The tarring and feathering of some soul playing the role of a luckless tax collector in Pennsylvania’s maiden days is a highlight of the Whiskey Rebellion Festival, which is coming to downtown Washington and Washington Park starting Thursday. Marking its 10th anniversary this year, the festival is the marquee attraction on the city’s annual calendar of events and, according to festival co-chair Tripp Kline, a potent economic development tool.
“The history of the Whiskey Rebellion makes it a unique event,” Kline explained, pointing out that there aren’t many other festivals that can boast a tarring and feathering. Along with it being its 10th anniversary, this year’s festival also marks the 225th anniversary of the end of the Whiskey Rebellion, when cantankerous farmers in Western Pennsylvania fiercely opposed a tax on distilled spirits imposed by the federal government to pay off $54 million in debt the newly formed United States ran up during the Revolutionary War (that would be $804 million in today’s dollars). Washington was an epicenter of agitation, with the city’s David Bradford helping to lead the insurrection.

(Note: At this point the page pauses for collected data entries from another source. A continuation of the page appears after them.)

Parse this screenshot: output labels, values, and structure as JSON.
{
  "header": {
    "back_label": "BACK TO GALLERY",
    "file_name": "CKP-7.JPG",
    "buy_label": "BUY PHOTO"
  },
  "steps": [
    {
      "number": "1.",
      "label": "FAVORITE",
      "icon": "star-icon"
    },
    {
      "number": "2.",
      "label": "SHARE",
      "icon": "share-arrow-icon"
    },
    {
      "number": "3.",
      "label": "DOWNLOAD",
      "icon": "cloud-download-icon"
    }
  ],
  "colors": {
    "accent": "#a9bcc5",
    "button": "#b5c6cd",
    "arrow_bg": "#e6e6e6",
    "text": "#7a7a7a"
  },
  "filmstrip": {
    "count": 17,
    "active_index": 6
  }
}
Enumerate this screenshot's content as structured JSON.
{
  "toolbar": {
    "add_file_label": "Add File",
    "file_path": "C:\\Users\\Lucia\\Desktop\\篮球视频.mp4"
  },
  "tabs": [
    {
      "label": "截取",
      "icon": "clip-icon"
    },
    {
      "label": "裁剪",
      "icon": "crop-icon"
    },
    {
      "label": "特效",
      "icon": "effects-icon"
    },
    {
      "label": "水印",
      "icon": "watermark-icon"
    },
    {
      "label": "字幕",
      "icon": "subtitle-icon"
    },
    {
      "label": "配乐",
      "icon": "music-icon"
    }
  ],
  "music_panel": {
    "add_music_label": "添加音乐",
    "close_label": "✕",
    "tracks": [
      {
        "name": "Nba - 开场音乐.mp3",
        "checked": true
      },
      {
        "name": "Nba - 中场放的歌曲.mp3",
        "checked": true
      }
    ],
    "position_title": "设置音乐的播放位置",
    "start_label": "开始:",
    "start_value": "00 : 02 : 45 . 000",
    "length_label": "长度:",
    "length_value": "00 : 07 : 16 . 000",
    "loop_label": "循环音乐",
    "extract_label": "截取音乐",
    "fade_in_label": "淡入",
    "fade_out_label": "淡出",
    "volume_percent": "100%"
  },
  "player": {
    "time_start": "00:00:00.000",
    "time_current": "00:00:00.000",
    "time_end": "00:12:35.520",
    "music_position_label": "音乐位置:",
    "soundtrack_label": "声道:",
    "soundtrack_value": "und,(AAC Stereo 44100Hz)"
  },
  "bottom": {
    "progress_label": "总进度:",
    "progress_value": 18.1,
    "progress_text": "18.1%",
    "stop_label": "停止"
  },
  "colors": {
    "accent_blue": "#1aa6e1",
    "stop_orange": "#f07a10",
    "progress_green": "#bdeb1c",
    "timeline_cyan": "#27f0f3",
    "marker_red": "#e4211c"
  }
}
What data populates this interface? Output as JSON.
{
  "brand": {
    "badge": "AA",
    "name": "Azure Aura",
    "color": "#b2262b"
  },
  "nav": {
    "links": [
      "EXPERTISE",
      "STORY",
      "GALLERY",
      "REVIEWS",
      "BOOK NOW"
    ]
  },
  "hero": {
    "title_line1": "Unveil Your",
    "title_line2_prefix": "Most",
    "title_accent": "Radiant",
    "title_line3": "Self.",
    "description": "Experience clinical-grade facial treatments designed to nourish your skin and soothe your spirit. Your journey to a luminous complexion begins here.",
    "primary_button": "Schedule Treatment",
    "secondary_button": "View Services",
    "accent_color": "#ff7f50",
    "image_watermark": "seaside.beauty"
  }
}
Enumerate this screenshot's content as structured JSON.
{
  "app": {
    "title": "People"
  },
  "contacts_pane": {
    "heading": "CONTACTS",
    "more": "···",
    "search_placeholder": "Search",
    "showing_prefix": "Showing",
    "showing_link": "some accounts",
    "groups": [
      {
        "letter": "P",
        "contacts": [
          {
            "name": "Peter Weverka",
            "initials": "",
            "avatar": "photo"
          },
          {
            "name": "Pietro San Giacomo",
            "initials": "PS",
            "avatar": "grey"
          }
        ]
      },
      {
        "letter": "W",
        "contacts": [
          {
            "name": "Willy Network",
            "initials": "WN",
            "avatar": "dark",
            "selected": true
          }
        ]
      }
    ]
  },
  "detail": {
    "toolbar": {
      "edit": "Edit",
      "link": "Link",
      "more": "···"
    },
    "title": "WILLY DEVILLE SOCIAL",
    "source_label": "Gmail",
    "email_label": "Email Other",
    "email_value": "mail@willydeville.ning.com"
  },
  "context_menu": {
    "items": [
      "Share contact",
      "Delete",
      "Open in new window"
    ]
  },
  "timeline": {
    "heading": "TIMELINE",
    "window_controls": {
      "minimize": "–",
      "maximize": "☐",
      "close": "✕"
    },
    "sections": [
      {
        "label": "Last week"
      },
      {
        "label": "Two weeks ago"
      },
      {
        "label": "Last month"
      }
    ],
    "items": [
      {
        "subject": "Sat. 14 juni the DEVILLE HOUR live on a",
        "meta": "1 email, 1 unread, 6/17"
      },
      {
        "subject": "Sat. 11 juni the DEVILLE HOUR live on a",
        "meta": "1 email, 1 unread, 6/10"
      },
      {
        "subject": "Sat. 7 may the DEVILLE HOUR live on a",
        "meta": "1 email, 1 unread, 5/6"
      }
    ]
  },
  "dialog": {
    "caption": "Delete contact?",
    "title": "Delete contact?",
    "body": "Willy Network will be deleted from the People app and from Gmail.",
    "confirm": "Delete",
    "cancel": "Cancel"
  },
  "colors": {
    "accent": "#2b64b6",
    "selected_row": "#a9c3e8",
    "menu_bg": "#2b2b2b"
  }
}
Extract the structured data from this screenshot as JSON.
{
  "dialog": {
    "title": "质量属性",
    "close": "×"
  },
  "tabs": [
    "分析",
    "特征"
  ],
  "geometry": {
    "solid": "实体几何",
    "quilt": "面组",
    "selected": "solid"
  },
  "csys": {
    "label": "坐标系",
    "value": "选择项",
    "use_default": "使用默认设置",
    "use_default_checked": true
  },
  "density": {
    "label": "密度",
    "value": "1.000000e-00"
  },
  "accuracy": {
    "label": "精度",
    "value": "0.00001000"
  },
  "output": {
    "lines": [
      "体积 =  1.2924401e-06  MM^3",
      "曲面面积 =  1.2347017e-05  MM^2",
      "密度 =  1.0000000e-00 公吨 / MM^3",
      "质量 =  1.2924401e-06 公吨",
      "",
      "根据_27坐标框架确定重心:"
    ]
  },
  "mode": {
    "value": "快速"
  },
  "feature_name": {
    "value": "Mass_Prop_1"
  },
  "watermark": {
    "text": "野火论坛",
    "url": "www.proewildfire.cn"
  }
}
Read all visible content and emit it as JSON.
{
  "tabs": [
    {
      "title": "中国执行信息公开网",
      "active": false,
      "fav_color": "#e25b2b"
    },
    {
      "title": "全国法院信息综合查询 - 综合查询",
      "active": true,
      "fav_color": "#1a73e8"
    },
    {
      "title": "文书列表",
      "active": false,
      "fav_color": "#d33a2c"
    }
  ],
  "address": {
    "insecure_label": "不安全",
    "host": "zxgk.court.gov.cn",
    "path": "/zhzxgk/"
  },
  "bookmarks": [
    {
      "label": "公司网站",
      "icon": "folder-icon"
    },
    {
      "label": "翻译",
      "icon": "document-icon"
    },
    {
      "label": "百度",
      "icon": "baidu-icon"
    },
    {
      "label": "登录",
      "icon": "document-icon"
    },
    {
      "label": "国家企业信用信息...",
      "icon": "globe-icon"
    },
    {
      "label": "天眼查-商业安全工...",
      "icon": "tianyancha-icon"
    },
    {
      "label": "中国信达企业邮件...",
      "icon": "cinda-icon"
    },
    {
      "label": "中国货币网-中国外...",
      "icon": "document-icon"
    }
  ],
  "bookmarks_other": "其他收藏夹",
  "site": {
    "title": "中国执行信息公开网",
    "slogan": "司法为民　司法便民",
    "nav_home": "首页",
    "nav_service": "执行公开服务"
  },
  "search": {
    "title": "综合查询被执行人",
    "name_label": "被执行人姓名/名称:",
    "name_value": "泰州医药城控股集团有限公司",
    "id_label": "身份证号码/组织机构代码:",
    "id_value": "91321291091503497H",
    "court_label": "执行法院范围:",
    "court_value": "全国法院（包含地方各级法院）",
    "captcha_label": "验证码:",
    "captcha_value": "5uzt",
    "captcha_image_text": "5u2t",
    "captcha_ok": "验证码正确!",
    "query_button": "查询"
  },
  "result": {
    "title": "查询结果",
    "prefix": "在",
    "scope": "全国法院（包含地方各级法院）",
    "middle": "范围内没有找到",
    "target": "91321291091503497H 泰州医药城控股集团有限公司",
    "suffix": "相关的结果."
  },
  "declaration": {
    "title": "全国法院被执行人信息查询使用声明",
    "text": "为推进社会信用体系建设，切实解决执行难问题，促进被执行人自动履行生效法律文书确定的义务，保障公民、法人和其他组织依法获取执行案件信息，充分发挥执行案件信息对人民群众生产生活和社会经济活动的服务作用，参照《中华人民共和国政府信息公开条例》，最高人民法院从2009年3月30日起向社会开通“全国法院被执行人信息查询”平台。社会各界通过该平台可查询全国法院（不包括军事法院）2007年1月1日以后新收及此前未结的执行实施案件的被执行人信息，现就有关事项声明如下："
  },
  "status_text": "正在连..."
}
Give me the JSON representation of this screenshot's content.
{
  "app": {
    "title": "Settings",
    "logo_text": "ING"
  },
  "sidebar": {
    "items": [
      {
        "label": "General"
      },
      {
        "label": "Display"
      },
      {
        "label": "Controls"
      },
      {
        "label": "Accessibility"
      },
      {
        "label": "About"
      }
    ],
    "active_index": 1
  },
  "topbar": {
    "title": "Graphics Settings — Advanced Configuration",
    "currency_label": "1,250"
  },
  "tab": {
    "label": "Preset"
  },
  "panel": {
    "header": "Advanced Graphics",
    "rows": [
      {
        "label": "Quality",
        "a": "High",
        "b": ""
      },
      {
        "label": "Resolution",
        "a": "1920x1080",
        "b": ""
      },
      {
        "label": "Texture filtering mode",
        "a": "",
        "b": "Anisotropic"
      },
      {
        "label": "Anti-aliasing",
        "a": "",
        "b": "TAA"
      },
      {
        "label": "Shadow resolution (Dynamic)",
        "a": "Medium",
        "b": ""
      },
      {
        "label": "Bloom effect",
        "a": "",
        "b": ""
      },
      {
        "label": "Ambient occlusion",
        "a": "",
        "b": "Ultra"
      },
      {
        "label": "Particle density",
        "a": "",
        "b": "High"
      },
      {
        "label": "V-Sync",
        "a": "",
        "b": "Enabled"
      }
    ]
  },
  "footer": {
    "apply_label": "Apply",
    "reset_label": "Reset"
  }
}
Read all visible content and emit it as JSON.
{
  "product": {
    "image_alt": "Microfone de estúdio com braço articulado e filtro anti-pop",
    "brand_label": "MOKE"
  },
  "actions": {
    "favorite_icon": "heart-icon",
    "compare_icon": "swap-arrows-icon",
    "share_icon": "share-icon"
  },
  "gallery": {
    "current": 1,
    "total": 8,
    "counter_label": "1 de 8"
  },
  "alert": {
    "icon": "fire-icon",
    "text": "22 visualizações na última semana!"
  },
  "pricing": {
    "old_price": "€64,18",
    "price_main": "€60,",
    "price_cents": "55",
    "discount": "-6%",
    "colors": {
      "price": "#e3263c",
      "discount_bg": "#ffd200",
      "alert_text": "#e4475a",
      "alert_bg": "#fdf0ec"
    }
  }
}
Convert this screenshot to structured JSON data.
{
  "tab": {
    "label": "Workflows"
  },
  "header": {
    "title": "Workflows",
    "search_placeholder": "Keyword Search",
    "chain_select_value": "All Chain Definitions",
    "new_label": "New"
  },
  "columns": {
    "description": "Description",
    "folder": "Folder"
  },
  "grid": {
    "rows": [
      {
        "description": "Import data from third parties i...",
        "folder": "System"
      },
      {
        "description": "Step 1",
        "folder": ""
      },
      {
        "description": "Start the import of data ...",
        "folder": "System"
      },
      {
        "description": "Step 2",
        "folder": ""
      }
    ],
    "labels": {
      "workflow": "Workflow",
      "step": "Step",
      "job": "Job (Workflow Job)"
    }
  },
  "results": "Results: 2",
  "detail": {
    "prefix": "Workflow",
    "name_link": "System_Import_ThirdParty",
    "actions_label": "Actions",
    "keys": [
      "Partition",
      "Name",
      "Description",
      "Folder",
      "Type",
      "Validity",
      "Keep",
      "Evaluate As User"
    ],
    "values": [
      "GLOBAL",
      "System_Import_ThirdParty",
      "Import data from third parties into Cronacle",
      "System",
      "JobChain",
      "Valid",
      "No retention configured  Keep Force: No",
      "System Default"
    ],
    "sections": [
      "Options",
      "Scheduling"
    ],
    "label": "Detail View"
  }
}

The Whiskey Rebellion Festival is happening at the same time as the launch of the Whiskey Rebellion Trail, a string of distilleries and sites stretching from Pittsburgh to Washington, D.C. For the first time, this year’s festival will have what’s been dubbed a Rebellion Distillery Tasting Tour, where visitors with tickets will be able to sample whiskey from 16 Pennsylvania distillers. It’s set for Saturday from noon to 4 p.m., and tickets are $25 until Friday at noon; after that, the price goes up to $30. All participants must be aged 21 or older, and proceeds will benefit the Bradford House Historical Association.
The opening ceremony for the festival is due to start at 2:30 p.m. Thursday. A musket volley and performance of patriotic music will follow. Plenty of other music will be on tap throughout the duration of the festival, including performances by Pittsburgh’s Boilermaker Jazz Band, Seattle singer-songwriters Ben Hunter and Joe Seamons, and Jake Blount, a Maryland-based banjo player, fiddler and scholar of old-time music.
This year, the festival has also been selling its own specialty rye whiskey blend. Five-hundred bottles were produced, and fewer than 100 are now left, Kline said.
Arts, crafts and food vendors will also be on hand throughout the weekend.
Information is available at whiskeyrebellionfestival.com.